Empty phrases

Last spring, I wrote a couple of blog posts on useless words. One was on phrases that mean nothing in which I referenced a list of 10 Annoying Phrases That Serve No Purpose. The other was on verbal pauses, you know, words like, “you know” and “like.” Based on comments I received, I learned that some people have emotional or habitual attachments to certain phrases or verbal patterns and don’t share my opinion that, while some expressions may be clever upon their arrival on the language scene, it eventually becomes time to move on from them.

At the risk stepping out on another flimsy limb, I’d like to add two more to the list.

The first happens to occupy second place on the list of 10 Annoying Phrases That Serve No Purpose: “at the end of the day.”

I first took notice of “at the end of the day” in 1991. I was working with a Harvard-educated consultant who used it in just the perfect context:  when all is said and done, when everything else has been taken into consideration. I noted how descriptive—and original—it sounded. I may have even picked it up and used it a few times. Not too long after that, I heard about an industry executive from the Gulf Coast region who, when testifying on Capitol Hill, used the phrase to sum up his testimony. He had the creativity to follow it up with something even more descriptive:  “At the end of the day, when the gumbo boils down . . .”

Almost 20 years later, I believe “at the end of the day” has become stale and overused. It has lost its punch. Unless, of course, it is followed by a clever colloquialism.

The second phrase, while innocuous enough, has come to be spoken without thought. Still, it precedes a great preponderance of sentences these days. “You know what?” Pay attention and you will really begin to notice. Again, there’s technically nothing wrong with it, but it is way overused. “You know what? I am going to have eggs over easy.”

These two sayings hit me in the face yesterday morning as I watched former JetBlue flight attendant Steven Slater being interviewed on the major morning news programs—NBC’s Today, ABC’s Good Morning America and CBS’ The Early Show

As a refresher, Slater was the airline employee who had a colossal meltdown on a flight from Pittsburgh to New York, cursed out a plane full of passengers over the intercom and, when the plane landed at JFK, grabbed two beers, popped open the emergency exit door and slid down the escape ramp. He parted ways with JetBlue and pled guilty to two criminal charges.

In three network interviews, he told his side of the story, using “at the end of the day” and “you know what?” collectively at least 10 times. My favorite, though, was on GMA, when he was asked how his notoriety has affected him. He said, “At the end of the day, I still put my pants on one leg at a time.”

Don’t people usually take their pants off at the end of the day? Maybe he was referring to his PJs, in which he probably spends a lot of time these days.

6 Comments

Filed under All Things Wordish, Movies, Television and Radio, News, Travel

6 responses to “Empty phrases

  1. Emily

    You know what? It amazed me how he was handled with kid gloves. Particularly when he said, “I might have had a little nip before the flight.” He now says the passenger may have accidentally hit him.
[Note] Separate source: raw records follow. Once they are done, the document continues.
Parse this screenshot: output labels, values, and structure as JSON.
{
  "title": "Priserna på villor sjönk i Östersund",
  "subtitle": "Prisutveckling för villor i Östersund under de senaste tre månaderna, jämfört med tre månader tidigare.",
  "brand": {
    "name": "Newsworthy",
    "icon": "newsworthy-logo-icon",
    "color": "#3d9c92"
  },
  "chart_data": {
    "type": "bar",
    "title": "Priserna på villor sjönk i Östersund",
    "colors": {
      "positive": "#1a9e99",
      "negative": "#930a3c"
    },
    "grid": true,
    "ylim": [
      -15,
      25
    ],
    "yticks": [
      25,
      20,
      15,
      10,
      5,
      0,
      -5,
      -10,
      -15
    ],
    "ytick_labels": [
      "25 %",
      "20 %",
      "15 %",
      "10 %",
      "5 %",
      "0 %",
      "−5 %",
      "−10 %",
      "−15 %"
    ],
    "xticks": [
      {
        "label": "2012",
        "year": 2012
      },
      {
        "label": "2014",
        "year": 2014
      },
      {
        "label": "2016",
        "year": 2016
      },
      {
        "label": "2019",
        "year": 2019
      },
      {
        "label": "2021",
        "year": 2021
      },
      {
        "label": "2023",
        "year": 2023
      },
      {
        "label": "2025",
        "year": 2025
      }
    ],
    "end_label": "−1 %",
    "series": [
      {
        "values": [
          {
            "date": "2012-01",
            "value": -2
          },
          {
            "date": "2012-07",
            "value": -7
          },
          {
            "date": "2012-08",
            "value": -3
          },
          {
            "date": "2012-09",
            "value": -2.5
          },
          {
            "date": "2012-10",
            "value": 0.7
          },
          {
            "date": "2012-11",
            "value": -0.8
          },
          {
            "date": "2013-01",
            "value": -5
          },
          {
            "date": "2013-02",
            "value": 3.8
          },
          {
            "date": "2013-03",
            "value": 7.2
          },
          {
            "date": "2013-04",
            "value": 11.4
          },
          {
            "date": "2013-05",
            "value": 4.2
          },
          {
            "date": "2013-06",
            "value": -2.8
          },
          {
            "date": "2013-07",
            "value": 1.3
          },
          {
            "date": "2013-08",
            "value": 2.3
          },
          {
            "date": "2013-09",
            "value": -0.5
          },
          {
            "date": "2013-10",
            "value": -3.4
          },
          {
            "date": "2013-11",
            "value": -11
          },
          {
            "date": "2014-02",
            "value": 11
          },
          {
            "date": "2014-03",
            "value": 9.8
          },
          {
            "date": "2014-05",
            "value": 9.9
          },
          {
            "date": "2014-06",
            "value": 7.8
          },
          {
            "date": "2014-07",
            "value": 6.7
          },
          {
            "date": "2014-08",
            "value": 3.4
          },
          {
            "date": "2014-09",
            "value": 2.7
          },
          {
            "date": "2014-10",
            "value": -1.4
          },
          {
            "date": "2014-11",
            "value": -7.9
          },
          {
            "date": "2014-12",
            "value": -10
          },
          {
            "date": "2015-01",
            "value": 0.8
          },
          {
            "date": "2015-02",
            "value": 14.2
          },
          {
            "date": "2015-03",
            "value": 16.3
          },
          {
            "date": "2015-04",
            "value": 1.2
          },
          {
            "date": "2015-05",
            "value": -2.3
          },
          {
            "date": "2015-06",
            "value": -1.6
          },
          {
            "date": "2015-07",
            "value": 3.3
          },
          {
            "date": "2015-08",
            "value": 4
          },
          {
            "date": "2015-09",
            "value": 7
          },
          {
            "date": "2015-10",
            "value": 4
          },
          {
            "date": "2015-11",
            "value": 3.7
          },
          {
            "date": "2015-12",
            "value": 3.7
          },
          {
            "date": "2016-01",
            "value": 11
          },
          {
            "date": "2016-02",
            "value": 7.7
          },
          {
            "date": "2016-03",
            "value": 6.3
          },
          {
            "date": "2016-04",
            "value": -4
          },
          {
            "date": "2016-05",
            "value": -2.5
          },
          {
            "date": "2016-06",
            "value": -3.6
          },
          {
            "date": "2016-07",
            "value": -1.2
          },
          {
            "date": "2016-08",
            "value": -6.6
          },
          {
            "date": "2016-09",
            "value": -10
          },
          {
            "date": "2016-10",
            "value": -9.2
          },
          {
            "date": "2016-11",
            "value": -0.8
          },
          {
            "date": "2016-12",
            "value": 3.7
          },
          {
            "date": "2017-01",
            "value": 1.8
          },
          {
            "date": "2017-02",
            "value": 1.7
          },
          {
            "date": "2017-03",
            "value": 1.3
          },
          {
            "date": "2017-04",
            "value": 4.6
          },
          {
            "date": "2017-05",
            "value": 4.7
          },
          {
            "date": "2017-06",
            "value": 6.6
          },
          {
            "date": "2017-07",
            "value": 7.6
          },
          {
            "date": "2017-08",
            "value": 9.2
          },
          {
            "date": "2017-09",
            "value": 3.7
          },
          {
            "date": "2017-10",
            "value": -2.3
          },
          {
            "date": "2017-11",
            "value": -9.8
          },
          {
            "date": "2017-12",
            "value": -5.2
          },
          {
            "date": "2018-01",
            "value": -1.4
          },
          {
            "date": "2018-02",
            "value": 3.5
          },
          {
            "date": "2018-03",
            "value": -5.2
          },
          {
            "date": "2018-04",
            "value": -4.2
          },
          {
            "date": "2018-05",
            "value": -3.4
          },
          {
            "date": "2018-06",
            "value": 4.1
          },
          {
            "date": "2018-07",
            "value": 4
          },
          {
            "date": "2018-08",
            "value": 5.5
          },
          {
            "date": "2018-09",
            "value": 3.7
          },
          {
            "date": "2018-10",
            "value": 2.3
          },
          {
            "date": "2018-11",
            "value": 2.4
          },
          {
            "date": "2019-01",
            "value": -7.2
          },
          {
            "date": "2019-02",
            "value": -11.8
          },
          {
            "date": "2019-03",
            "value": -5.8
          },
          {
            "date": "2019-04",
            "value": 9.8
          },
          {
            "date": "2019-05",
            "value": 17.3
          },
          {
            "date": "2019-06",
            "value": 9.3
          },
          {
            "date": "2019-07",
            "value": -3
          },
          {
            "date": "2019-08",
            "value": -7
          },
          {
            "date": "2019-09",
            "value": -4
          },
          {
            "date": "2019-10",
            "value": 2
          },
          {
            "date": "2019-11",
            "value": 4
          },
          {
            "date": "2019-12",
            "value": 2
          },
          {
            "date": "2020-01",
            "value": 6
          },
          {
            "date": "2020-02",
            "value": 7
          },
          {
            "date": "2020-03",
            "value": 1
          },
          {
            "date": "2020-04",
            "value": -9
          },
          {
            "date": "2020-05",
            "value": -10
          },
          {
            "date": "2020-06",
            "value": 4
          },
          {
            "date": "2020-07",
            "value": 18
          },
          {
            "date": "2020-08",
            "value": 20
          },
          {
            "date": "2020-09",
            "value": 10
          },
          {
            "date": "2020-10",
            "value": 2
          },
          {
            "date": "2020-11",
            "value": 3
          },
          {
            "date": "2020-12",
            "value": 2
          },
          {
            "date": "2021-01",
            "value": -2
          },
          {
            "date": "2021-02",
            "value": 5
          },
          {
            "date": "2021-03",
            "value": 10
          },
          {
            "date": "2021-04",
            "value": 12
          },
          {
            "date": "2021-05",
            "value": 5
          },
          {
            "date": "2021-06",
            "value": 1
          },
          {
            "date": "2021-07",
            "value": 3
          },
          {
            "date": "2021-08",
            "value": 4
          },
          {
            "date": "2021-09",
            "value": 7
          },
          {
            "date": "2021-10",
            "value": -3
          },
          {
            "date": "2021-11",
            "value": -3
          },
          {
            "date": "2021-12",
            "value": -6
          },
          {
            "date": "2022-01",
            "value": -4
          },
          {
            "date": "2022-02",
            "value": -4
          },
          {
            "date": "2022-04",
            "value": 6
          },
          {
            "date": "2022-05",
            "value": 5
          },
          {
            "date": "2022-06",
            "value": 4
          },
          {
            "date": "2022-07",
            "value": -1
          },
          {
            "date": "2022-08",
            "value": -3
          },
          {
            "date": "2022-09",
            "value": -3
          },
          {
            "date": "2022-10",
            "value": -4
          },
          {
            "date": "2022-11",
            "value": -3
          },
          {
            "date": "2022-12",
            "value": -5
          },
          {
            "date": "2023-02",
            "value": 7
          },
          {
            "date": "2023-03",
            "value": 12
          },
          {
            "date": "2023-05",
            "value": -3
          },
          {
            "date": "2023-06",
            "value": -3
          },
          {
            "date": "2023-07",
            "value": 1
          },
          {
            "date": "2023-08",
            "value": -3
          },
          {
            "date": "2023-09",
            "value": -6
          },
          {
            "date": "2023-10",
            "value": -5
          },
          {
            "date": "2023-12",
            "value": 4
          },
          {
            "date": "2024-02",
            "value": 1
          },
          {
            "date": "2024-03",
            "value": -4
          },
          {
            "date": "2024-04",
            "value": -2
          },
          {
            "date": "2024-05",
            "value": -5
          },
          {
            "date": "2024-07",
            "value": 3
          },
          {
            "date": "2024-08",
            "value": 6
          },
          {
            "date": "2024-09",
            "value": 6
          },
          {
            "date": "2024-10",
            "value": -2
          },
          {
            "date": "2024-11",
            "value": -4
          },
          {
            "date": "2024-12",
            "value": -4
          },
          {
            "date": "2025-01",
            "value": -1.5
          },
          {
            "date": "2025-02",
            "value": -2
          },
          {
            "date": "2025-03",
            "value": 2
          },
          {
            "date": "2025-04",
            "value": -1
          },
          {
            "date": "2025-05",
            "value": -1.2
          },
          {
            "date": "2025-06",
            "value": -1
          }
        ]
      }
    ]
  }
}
    At the end of the day, he was a flight attendant, his main job is passenger safety, he was drinking on the job and by deploying the chute he endangered other people on the ground.

    Having said that (third annoying phrase lead in) I see the breakdown of civility and common courtesy on every flight these days and it certainly isn’t limited to the passengers. But if I had to tell the guy in 10 D to turn off his phone for the fourth time, I’d probably be drinking on the job too.

  2. William Greene

    Back in the day, Hey, I got it, if you know what I mean.

  3. In the business world everyone is anxious to “take things to the next level”. No one, it seems, is content to be on their current level. Guess we’ll all meet our competitors at that next level, wherever that may be!

  4. So would people be up for a discussion of office buzzwords? It’s something I’ve been contemplating. I’ll just say this – I am drawing the line at paradigms.

  5. Emily Basca

    would those be shifting paradigms or aligning? Both bug me!